Относительно европейской войны г-н Хьюз использовал изобретательную формулу:
«Я выступаю за непоколебимое поддержание всех американских прав на суше и на море».
Чтобы понять силу этого утверждения в то время, когда оно было произнесено, мы должны помнить, как каждая фракция в период нейтралитета верила, что нации, которым она противостояла в Европе, были единственными, кто нарушал американские права. Г-н Хьюз, казалось, говорил просоюзникам: я бы принудил Германию. Но прогерманцы настаивали на том, что британская морская мощь нарушает большинство наших прав. Формула охватывает две диаметрально противоположные цели символической фразой «американские права».
Но была Лузитания. Как и раскол 1912 года, это было непреодолимым препятствием для гармонии.
«... Я уверен, что не было бы уничтожения американских жизней в результате потопления Лузитании».
Таким образом, то, что не может быть скомпрометировано, должно быть стерто, когда возникает вопрос, по которому мы все не можем надеяться договориться, давайте притворимся, что его не существует. О будущем американских отношений с Европой г-н Хьюз молчал. Ничто из того, что он мог сказать, не могло бы удовлетворить две непримиримые фракции, за поддержку которых он боролся.
Едва ли нужно говорить, что г-н Хьюз не изобрел эту технику и не использовал ее с величайшим успехом. Но он проиллюстрировал, как общественное мнение, состоящее из дивергентных мнений, затуманено; как его значение приближается к нейтральному оттенку, образованному из смешения многих цветов. Там, где целью является поверхностная гармония, а фактом — конфликт, обскурантизм в публичном призыве является обычным результатом. Почти всегда расплывчатость в решающий момент публичных дебатов является симптомом разногласий.
3
Но как получается, что расплывчатая идея так часто имеет силу объединять глубоко прочувствованные мнения? Эти мнения, мы помним, как бы глубоко они ни чувствовались, не находятся в постоянном и остром контакте с фактами, которые они претендуют рассматривать. В отношении невидимой среды, Мексики, европейской войны, наш захват слаб, хотя наше чувство может быть интенсивным. Первоначальные картины и слова, которые возбудили его, не имеют ничего похожего на силу самого чувства. Отчет о том, что произошло вне поля зрения и слуха в месте, где мы никогда не были, не имеет и никогда не может иметь, за исключением кратко, как во сне или фантазии, всех измерений реальности. Но он может возбудить все, а иногда даже больше эмоций, чем реальность. Ибо курок может быть нажат более чем одним стимулом.

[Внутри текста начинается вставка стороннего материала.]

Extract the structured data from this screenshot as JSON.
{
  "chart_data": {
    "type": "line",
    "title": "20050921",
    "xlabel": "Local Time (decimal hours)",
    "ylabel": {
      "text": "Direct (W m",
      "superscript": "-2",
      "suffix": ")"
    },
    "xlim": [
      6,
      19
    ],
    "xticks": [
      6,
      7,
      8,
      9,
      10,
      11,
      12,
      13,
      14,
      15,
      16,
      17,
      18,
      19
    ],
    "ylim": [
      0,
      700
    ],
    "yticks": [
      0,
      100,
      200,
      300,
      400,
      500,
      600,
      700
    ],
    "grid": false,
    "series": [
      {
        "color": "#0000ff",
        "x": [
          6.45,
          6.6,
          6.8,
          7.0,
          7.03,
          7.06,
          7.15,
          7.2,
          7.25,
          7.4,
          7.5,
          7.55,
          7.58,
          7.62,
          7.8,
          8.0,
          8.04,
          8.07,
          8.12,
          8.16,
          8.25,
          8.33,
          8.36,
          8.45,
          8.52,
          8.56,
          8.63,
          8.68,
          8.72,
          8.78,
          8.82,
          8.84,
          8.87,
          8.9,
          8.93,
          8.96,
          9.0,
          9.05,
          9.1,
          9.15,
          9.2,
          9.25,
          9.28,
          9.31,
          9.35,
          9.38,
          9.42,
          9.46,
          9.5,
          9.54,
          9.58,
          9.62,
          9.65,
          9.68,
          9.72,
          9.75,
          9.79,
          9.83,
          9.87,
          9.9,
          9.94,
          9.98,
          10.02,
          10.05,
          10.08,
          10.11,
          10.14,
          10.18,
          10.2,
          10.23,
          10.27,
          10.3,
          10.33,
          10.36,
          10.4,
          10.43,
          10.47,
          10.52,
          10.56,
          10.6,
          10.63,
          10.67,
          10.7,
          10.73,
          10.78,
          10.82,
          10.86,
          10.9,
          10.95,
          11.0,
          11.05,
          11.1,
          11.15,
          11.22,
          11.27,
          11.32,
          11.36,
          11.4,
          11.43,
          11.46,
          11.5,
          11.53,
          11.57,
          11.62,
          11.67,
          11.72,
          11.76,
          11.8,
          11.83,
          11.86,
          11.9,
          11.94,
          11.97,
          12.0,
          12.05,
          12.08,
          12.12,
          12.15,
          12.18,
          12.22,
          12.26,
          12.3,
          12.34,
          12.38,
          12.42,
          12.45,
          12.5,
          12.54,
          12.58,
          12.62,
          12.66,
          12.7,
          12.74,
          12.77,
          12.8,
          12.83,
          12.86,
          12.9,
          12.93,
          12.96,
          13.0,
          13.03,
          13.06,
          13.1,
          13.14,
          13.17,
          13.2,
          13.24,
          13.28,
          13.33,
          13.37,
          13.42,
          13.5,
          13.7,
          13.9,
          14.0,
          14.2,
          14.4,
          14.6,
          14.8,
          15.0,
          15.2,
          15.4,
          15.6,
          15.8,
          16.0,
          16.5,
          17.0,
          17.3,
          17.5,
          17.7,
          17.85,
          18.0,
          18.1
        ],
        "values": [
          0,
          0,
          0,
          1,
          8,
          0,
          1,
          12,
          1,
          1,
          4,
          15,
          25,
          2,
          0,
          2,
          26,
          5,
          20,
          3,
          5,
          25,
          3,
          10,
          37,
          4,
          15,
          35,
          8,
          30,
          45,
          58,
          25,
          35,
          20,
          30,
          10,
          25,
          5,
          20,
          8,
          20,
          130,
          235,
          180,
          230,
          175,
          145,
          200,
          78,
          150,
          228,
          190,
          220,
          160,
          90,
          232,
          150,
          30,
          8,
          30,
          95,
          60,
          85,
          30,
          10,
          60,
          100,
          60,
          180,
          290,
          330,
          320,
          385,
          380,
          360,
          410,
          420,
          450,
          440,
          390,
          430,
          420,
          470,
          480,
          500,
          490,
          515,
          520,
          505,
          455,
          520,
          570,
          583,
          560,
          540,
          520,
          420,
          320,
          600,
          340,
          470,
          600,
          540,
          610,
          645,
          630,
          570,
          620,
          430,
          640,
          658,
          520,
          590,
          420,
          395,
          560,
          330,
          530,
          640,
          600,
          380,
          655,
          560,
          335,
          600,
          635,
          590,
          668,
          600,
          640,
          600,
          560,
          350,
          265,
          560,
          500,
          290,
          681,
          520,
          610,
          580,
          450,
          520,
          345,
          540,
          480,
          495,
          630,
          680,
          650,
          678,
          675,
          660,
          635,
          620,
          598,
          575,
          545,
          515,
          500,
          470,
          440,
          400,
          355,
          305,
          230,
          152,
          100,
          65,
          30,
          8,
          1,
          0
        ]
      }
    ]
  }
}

Стимулом, который первоначально нажал на курок, могла быть серия картин в уме, возбужденная печатными или произнесенными словами. Эти картины блекнут, и их трудно удерживать устойчивыми; их контуры и их пульс колеблются. Постепенно начинается процесс осознания того, что вы чувствуете, не будучи полностью уверенным, почему вы это чувствуете. Блекнущие картины вытесняются другими картинами, а затем именами или символами. Но эмоция продолжается, способная теперь быть возбужденной замещенными образами и именами. Даже при серьезном мышлении происходят эти замены, ибо если человек пытается сравнить две сложные ситуации, он вскоре находит утомительной попытку удержать обе полностью в уме во всех их деталях. Он использует стенографию имен, знаков и образцов. Он должен делать это, если хочет продвинуться хоть немного, потому что он не может нести весь багаж в каждой фразе через каждый шаг, который он делает. Но если он забывает, что он заменил и упростил, он вскоре впадает в вербализм и начинает говорить об именах независимо от объектов. И тогда у него нет способа узнать, когда имя, отделенное от своей первой вещи, ведет неверный союз с какой-то другой вещью. Еще труднее защититься от подменышей в случайной политике.